White adds that his firm estimated the cost of operating the program at $5 million while the projected revenues that will come with Division I-A status are $11 million.
Board chairwoman Catherine Wright says the vote shows the institution is willing to take steps to move the university forward.
“It’s an opportunity that every Black person can be proud of,” she says.
Now that university officials have filed a declaration of intent, the university will have a two-year reclassification period to meet the applicable legislation, according to Jane Jankowski, NCAA spokesman.
During that time, the university will have to meet compliance in three main areas — scheduling requirements, attendance and scholarships.
To meet the scheduling requirements, at least 60 percent of the university’s football games must be against Division I-A schools.
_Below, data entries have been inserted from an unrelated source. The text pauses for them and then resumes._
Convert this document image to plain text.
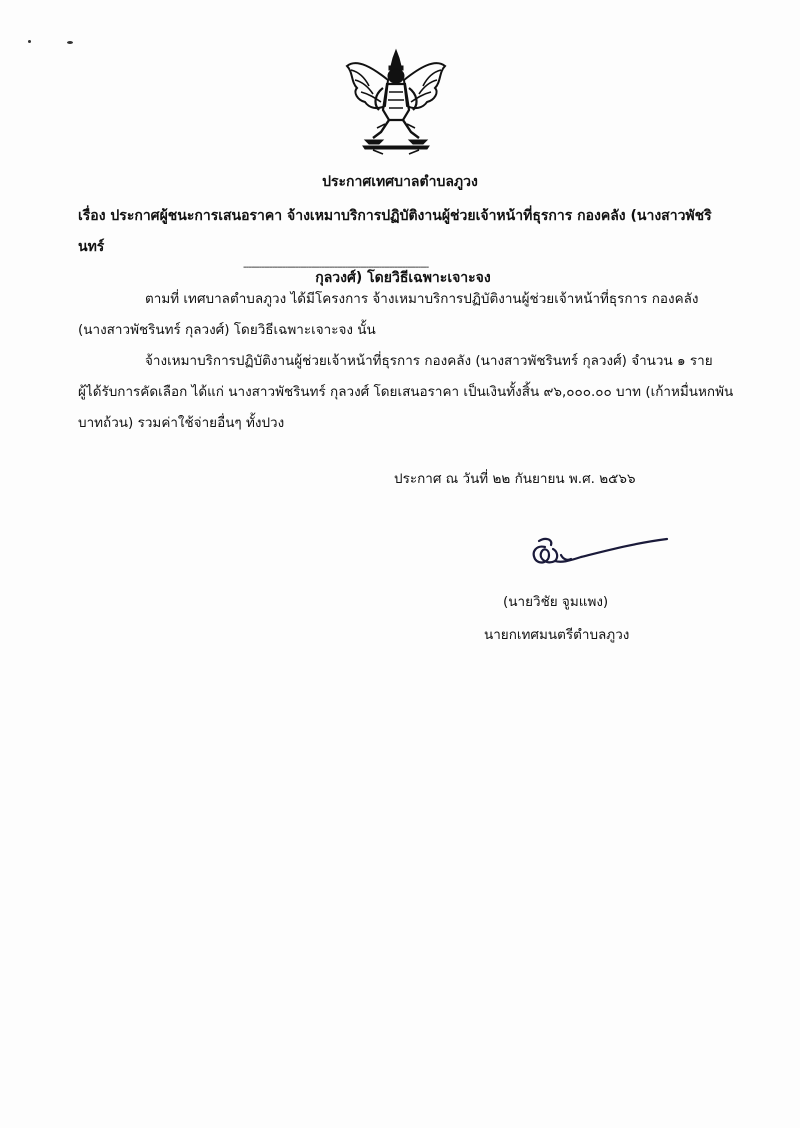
ประกาศเทศบาลตำบลภูวง
เรื่อง ประกาศผู้ชนะการเสนอราคา จ้างเหมาบริการปฏิบัติงานผู้ช่วยเจ้าหน้าที่ธุรการ กองคลัง (นางสาวพัชรินทร์
กุลวงศ์) โดยวิธีเฉพาะเจาะจง
-----------------------------------------------------------------------
ตามที่ เทศบาลตำบลภูวง ได้มีโครงการ จ้างเหมาบริการปฏิบัติงานผู้ช่วยเจ้าหน้าที่ธุรการ กองคลัง
(นางสาวพัชรินทร์ กุลวงศ์) โดยวิธีเฉพาะเจาะจง นั้น
จ้างเหมาบริการปฏิบัติงานผู้ช่วยเจ้าหน้าที่ธุรการ กองคลัง (นางสาวพัชรินทร์ กุลวงศ์) จำนวน ๑ ราย
ผู้ได้รับการคัดเลือก ได้แก่ นางสาวพัชรินทร์ กุลวงศ์ โดยเสนอราคา เป็นเงินทั้งสิ้น ๙๖,๐๐๐.๐๐ บาท (เก้าหมื่นหกพัน
บาทถ้วน) รวมค่าใช้จ่ายอื่นๆ ทั้งปวง
ประกาศ ณ วันที่ ๒๒ กันยายน พ.ศ. ๒๕๖๖
(นายวิชัย จูมแพง)
นายกเทศมนตรีตำบลภูวง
The attendance must have averaged 17,000 in paid tickets for home games during the immediate past four years, or it must have a stadium with a 30,000 seating capacity, plus a 17,000 average attendance for home games for at least one of the last four years. Football scholarships must total 85.
If the requirements are met, the school will be reclassified to Division I-A. If they don’t meet the minimum attendance, they can have four years to fix that, Jankowski says.
There are about 122 Division I-AA schools and about 114 Division I-A schools.
Meanwhile, the board finds itself grappling with a replacement for Harris, who announced in April that he would resign from his job at the end of the academic year. He has said he will stay until his successor is appointed to ensure a smooth transition.